Warner Oland, a native of Nyby, Sweden, was born Johan Verner lund and emigrated to the United States with his parents in 1892.

His first acting experience was in the theater, where he also was proficient in set design. He was the first to play the Chinese detective. He was Charlie Chan in sixteen of the films.

Oland became the standard Chan. He had frequently played Oriental characters, and played Chan without make-up, adding only a goatee.

Oland brought brains, manners and charm to the role of Charlie Chan. He learned Chinese for the role, and went to China to learn more about the culture.

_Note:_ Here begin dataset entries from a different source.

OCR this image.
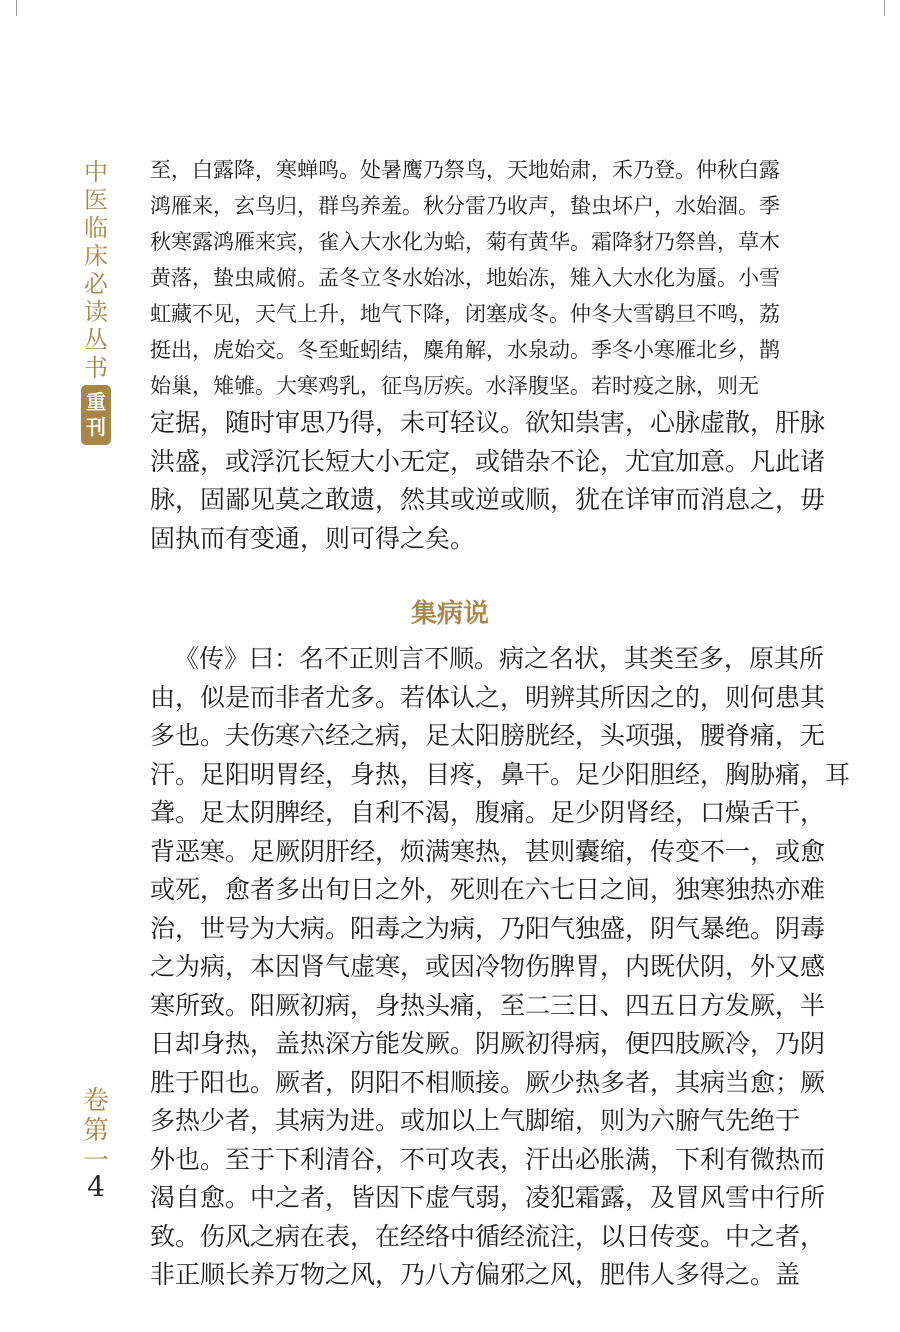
中
医
临
床
必
读
丛
书
重
刊
卷
第
一
4
至，白露降，寒蝉鸣。处暑鹰乃祭鸟，天地始肃，禾乃登。仲秋白露
鸿雁来，玄鸟归，群鸟养羞。秋分雷乃收声，蛰虫坏户，水始涸。季
秋寒露鸿雁来宾，雀入大水化为蛤，菊有黄华。霜降豺乃祭兽，草木
黄落，蛰虫咸俯。孟冬立冬水始冰，地始冻，雉入大水化为蜃。小雪
虹藏不见，天气上升，地气下降，闭塞成冬。仲冬大雪鹖旦不鸣，荔
挺出，虎始交。冬至蚯蚓结，麋角解，水泉动。季冬小寒雁北乡，鹊
始巢，雉雊。大寒鸡乳，征鸟厉疾。水泽腹坚。若时疫之脉，则无
定据，随时审思乃得，未可轻议。欲知祟害，心脉虚散，肝脉
洪盛，或浮沉长短大小无定，或错杂不论，尤宜加意。凡此诸
脉，固鄙见莫之敢遗，然其或逆或顺，犹在详审而消息之，毋
固执而有变通，则可得之矣。
集病说
《传》曰：名不正则言不顺。病之名状，其类至多，原其所
由，似是而非者尤多。若体认之，明辨其所因之的，则何患其
多也。夫伤寒六经之病，足太阳膀胱经，头项强，腰脊痛，无
汗。足阳明胃经，身热，目疼，鼻干。足少阳胆经，胸胁痛，耳
聋。足太阴脾经，自利不渴，腹痛。足少阴肾经，口燥舌干，
背恶寒。足厥阴肝经，烦满寒热，甚则囊缩，传变不一，或愈
或死，愈者多出旬日之外，死则在六七日之间，独寒独热亦难
治，世号为大病。阳毒之为病，乃阳气独盛，阴气暴绝。阴毒
之为病，本因肾气虚寒，或因冷物伤脾胃，内既伏阴，外又感
寒所致。阳厥初病，身热头痛，至二三日、四五日方发厥，半
日却身热，盖热深方能发厥。阴厥初得病，便四肢厥冷，乃阴
胜于阳也。厥者，阴阳不相顺接。厥少热多者，其病当愈；厥
多热少者，其病为进。或加以上气脚缩，则为六腑气先绝于
外也。至于下利清谷，不可攻表，汗出必胀满，下利有微热而
渴自愈。中之者，皆因下虚气弱，凌犯霜露，及冒风雪中行所
致。伤风之病在表，在经络中循经流注，以日传变。中之者，
非正顺长养万物之风，乃八方偏邪之风，肥伟人多得之。盖
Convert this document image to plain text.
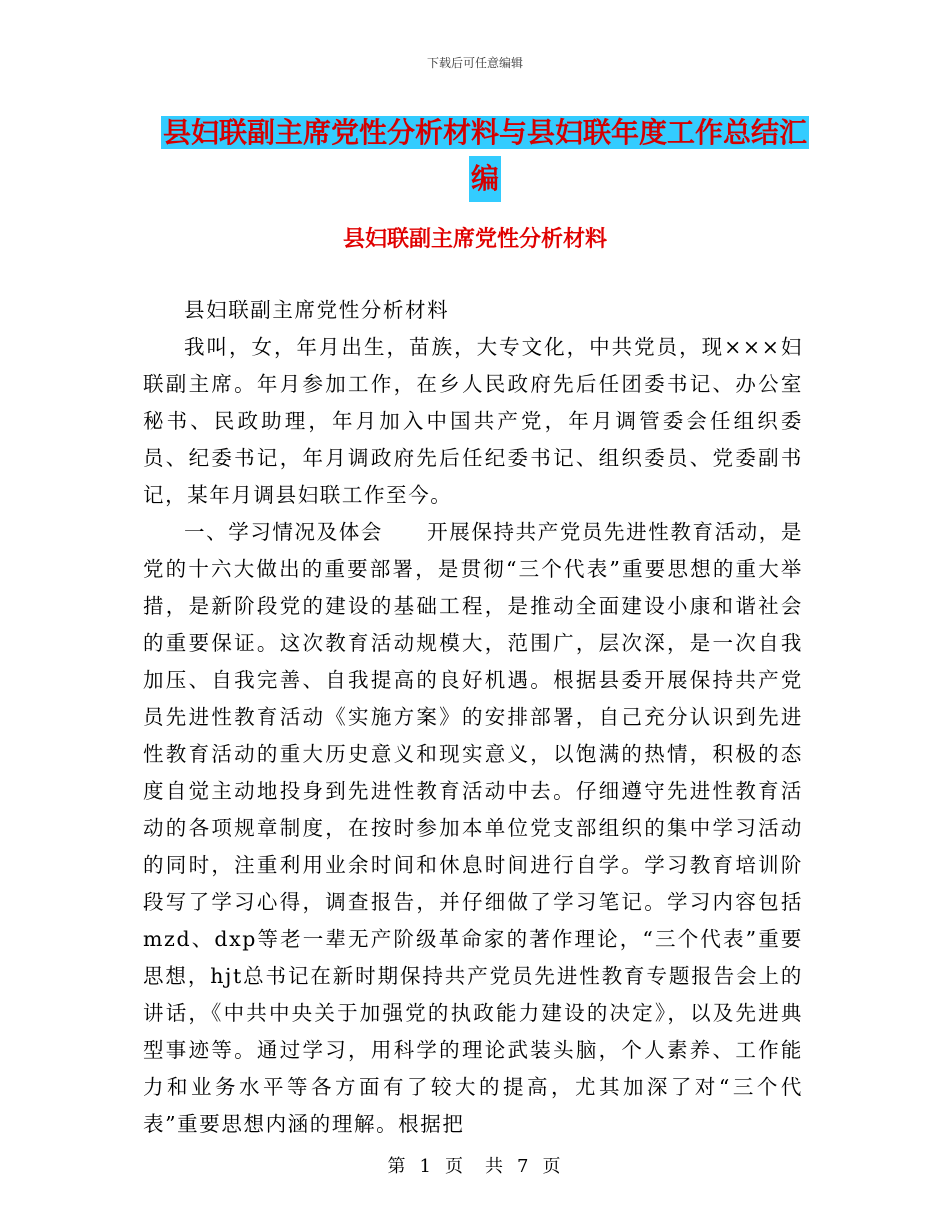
下载后可任意编辑
县妇联副主席党性分析材料与县妇联年度工作总结汇
编
县妇联副主席党性分析材料

县妇联副主席党性分析材料

我叫，女，年月出生，苗族，大专文化，中共党员，现×××妇联副主席。年月参加工作，在乡人民政府先后任团委书记、办公室秘书、民政助理，年月加入中国共产党，年月调管委会任组织委员、纪委书记，年月调政府先后任纪委书记、组织委员、党委副书记，某年月调县妇联工作至今。

一、学习情况及体会　　开展保持共产党员先进性教育活动，是党的十六大做出的重要部署，是贯彻“三个代表”重要思想的重大举措，是新阶段党的建设的基础工程，是推动全面建设小康和谐社会的重要保证。这次教育活动规模大，范围广，层次深，是一次自我加压、自我完善、自我提高的良好机遇。根据县委开展保持共产党员先进性教育活动《实施方案》的安排部署，自己充分认识到先进性教育活动的重大历史意义和现实意义，以饱满的热情，积极的态度自觉主动地投身到先进性教育活动中去。仔细遵守先进性教育活动的各项规章制度，在按时参加本单位党支部组织的集中学习活动的同时，注重利用业余时间和休息时间进行自学。学习教育培训阶段写了学习心得，调查报告，并仔细做了学习笔记。学习内容包括mzd、dxp等老一辈无产阶级革命家的著作理论，“三个代表”重要思想，hjt总书记在新时期保持共产党员先进性教育专题报告会上的讲话，《中共中央关于加强党的执政能力建设的决定》，以及先进典型事迹等。通过学习，用科学的理论武装头脑，个人素养、工作能力和业务水平等各方面有了较大的提高，尤其加深了对“三个代表”重要思想内涵的理解。根据把

第 1 页　共 7 页
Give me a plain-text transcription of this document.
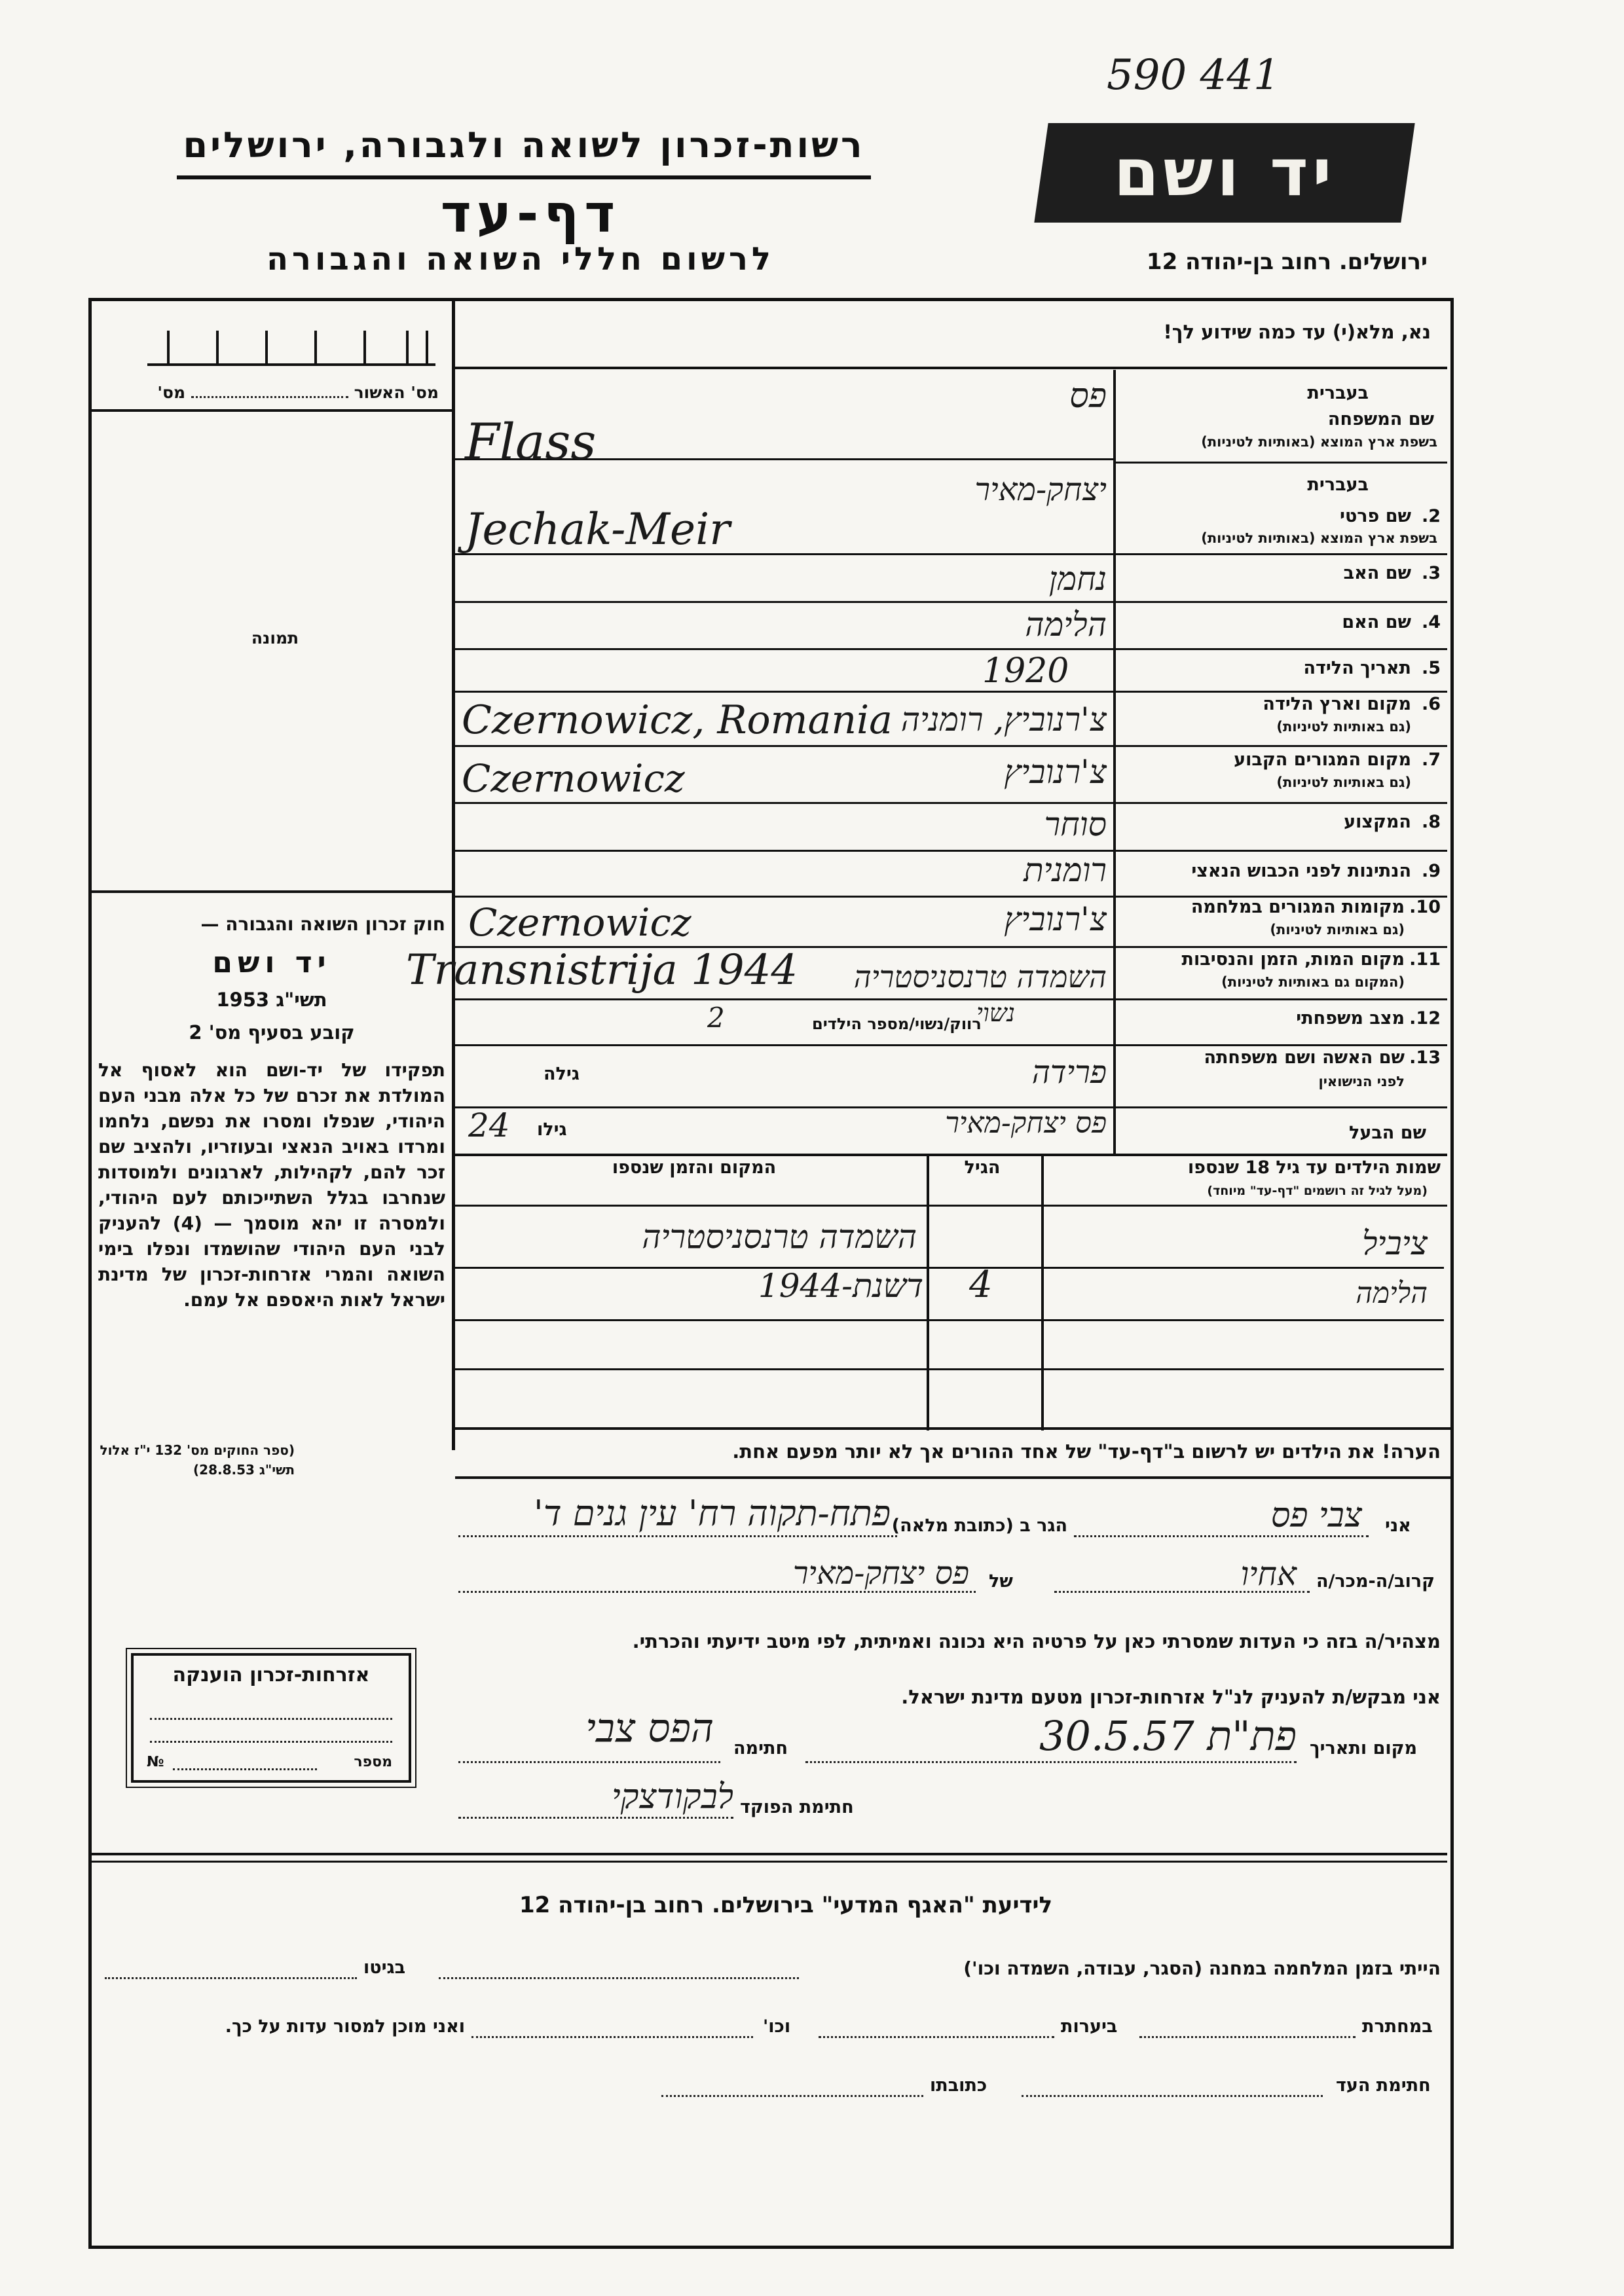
590 441
רשות-זכרון לשואה ולגבורה, ירושלים
דף-עד
לרשום חללי השואה והגבורה
יד ושם
ירושלים. רחוב בן-יהודה 12
נא, מלא(י) עד כמה שידוע לך!
מס' האשור  מס'
תמונה
בעברית
שם המשפחה
בשפת ארץ המוצא (באותיות לטיניות)
פס
Flass
בעברית
2.
שם פרטי
בשפת ארץ המוצא (באותיות לטיניות)
יצחק-מאיר
Jechak-Meir
3.
שם האב
נחמן
4.
שם האם
הלימה
5.
תאריך הלידה
1920
6.
מקום וארץ הלידה
(גם באותיות לטיניות)
צ'רנוביץ, רומניה
Czernowicz, Romania
7.
מקום המגורים הקבוע
(גם באותיות לטיניות)
צ'רנוביץ
Czernowicz
8.
המקצוע
סוחר
9.
הנתינות לפני הכבוש הנאצי
רומנית
10.
מקומות המגורים במלחמה
(גם באותיות לטיניות)
צ'רנוביץ
Czernowicz
11.
מקום המות, הזמן והנסיבות
(המקום גם באותיות לטיניות)
השמדה טרנסניסטריה
Transnistrija 1944
12.
מצב משפחתי
רווק/נשוי/מספר הילדים
נשוי
2
13.
שם האשה ושם משפחתה
לפני הנישואין
פרידה
גילה
שם הבעל
פס יצחק-מאיר
גילו
24
שמות הילדים עד גיל 18 שנספו
(מעל לגיל זה רושמים "דף-עד" מיוחד)
הגיל
המקום והזמן שנספו
ציביל
הלימה
4
השמדה טרנסניסטריה
דשנת-1944
חוק זכרון השואה והגבורה —
יד ושם
תשי"ג 1953
קובע בסעיף מס' 2
תפקידו של יד-ושם הוא לאסוף אל המולדת את זכרם של כל אלה מבני העם היהודי, שנפלו ומסרו את נפשם, נלחמו ומרדו באויב הנאצי ובעוזריו, ולהציב שם זכר להם, לקהילות, לארגונים ולמוסדות שנחרבו בגלל השתייכותם לעם היהודי, ולמסרה זו יהא מוסמך — (4) להעניק לבני העם היהודי שהושמדו ונפלו בימי השואה והמרי אזרחות-זכרון של מדינת ישראל לאות היאספם אל עמם.
(ספר החוקים מס' 132 י"ז אלול תשי"ג 28.8.53)
הערה! את הילדים יש לרשום ב"דף-עד" של אחד ההורים אך לא יותר מפעם אחת.
אני
צבי פס
הגר ב (כתובת מלאה)
פתח-תקוה רח' עין גנים ד'
קרוב/ה-מכר/ה
אחיו
של
פס יצחק-מאיר
מצהיר/ה בזה כי העדות שמסרתי כאן על פרטיה היא נכונה ואמיתית, לפי מיטב ידיעתי והכרתי.
אני מבקש/ת להעניק לנ"ל אזרחות-זכרון מטעם מדינת ישראל.
מקום ותאריך
פת"ת 30.5.57
חתימה
הפס צבי
חתימת הפוקד
לבקודצקי
אזרחות-זכרון הוענקה
№	מספר
לידיעת "האגף המדעי" בירושלים. רחוב בן-יהודה 12
הייתי בזמן המלחמה במחנה (הסגר, עבודה, השמדה וכו')
בגיטו
במחתרת
ביערות
וכו'
ואני מוכן למסור עדות על כך.
חתימת העד
כתובתו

With his brother, Carl Oland

Jack & Edith Oland with their guide in China

Truly a remarkable man, Warner Oland (known as "Jack" to his friends) spoke several languages, and was a scholar of philosophy, classical music and art, and a translator of the works of Strindberg. In 1908. he married a wealthy Bostonian, the artist Edith Gardener Shearn.

Although the Olands didn't have any children themselves, Warner certainly seems to have enjoyed their company. Visitors' children could expect to hunt sea shells with him on the beach and be treated to little performances of the "Princess Ming Lo Fu" song that he sang as Chan in "Charlie Chan in Shanghai."

As for family, the Olands counted as their "children" the herd of German Schnauzers led by Shaggety Ann ("Shags") and her four offspring: Countess Julie, Mr. Chan, Princess Ming Lo Fu and Till Eulenspeigel! It seems he took #1 dog, Shags, on the set with him for companionship.

The Oland's home was a historic farmhouse in the Southville section of Southborough, Massachusetts. Upon Oland's death, he was buried in the town cemetery. The marker for his grave was originally the doorstep to the Oland's Smoke Tree Farm.


Oland left the set of Charlie Chan at Ringside (a film which was never completed), sailing to Europe. He died of bronchial pneumonia Stockholm, Sweden on August 6, 1938.

His fondness for children is shown in his provision in his will for his nieces and nephews. Edith, the tough little old Bostonian (born May 12, 1870) died in Hollywood, California on May 14, 1968, just two days past her 98th birthday. She has never remarried after the death of her husband three decades earlier.